The capacity of the SPR was reported to be 727 million barrels in 2005. In addition, a Northeast Heating Oil Reserve (NHOR) holds 2 million barrels of heating oil in above-ground storage. On August 8, 2005, the President signed the Energy Policy Act of 2005 (P.L. 109-58). The act permanently authorized the SPR and required, "as expeditiously as practicable," expansion of the SPR to its authorized maximum of 1 billion barrels. Within one year of enactment, the Secretary of Energy is to select sites -- from among those that have been previously studied -- for the expansion. Among other provisions, the Secretary is also required to develop procedures for achieving the fill objective without "incurring excessive cost" or placing upward pressure on prices.

EPCA authorizes drawdown of the Reserve upon a finding by the President that there is a "severe energy supply interruption." This is deemed by the statute to exist if three conditions are joined: If "(a) an emergency situation exists and there is a significant reduction in supply which is of significant scope and duration; (b) a severe increase in the price of petroleum products has resulted from such emergency situation; and (c) such price increase is likely to cause a major adverse impact on the national economy." Congress enacted additional drawdown authority in 1990 (Energy Policy and Conservation Act Amendments of 1990, P.L. 101-383), permitting the President to use the SPR for a short period without having to declare the existence of a "severe energy supply interruption" or the need to meet obligations of the United States under the international energy program overseen by the International Energy Agency (IEA).
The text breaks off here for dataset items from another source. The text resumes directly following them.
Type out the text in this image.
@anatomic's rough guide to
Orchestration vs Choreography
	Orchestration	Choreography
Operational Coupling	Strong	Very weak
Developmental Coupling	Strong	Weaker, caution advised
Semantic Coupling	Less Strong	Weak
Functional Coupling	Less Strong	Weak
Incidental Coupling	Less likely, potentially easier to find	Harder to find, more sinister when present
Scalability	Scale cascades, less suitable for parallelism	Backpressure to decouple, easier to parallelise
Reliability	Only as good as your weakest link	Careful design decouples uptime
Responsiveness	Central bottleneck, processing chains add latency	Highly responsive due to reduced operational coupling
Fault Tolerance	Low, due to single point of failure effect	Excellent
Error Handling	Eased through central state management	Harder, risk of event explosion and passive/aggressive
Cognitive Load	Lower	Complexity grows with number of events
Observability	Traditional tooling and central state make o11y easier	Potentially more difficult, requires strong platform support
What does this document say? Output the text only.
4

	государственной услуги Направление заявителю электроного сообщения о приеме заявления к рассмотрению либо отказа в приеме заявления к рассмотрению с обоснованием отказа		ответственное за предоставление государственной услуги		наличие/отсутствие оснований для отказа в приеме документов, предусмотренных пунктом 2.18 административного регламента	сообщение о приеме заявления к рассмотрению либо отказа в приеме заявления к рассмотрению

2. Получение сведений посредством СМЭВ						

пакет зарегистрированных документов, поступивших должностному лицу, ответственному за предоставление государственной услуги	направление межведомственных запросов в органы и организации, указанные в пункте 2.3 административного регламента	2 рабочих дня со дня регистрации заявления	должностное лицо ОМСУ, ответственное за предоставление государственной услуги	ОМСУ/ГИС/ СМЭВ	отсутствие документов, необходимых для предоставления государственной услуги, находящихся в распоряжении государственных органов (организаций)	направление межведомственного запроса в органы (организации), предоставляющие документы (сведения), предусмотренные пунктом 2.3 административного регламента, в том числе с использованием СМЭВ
In addition, P.L. 94-163 provided authority for exchanges of SPR oil where oil is loaned and then returned with additional oil as a premium.

There are differences of opinion as to what should be termed a "severe energy supply interruption." A spike in crude and product prices often stirs calls for use of the SPR. However, the SPR is intended by statute to ameliorate discernible physical shortages of crude oil. The sharp rise in prices following Hurricanes Katrina and Rita in 2005 was not a response to any shortage of crude, but to shortages of products owing to the shutdown of major refining capacity in the United States and an interruption of product transportation systems. Demand growth that has strapped refinery capacity has, at other times, quite divorced product prices from crude supply, a departure from the past. It has complicated reconciling developments in markets with possible use of the SPR.

This report will be updated as events warrant.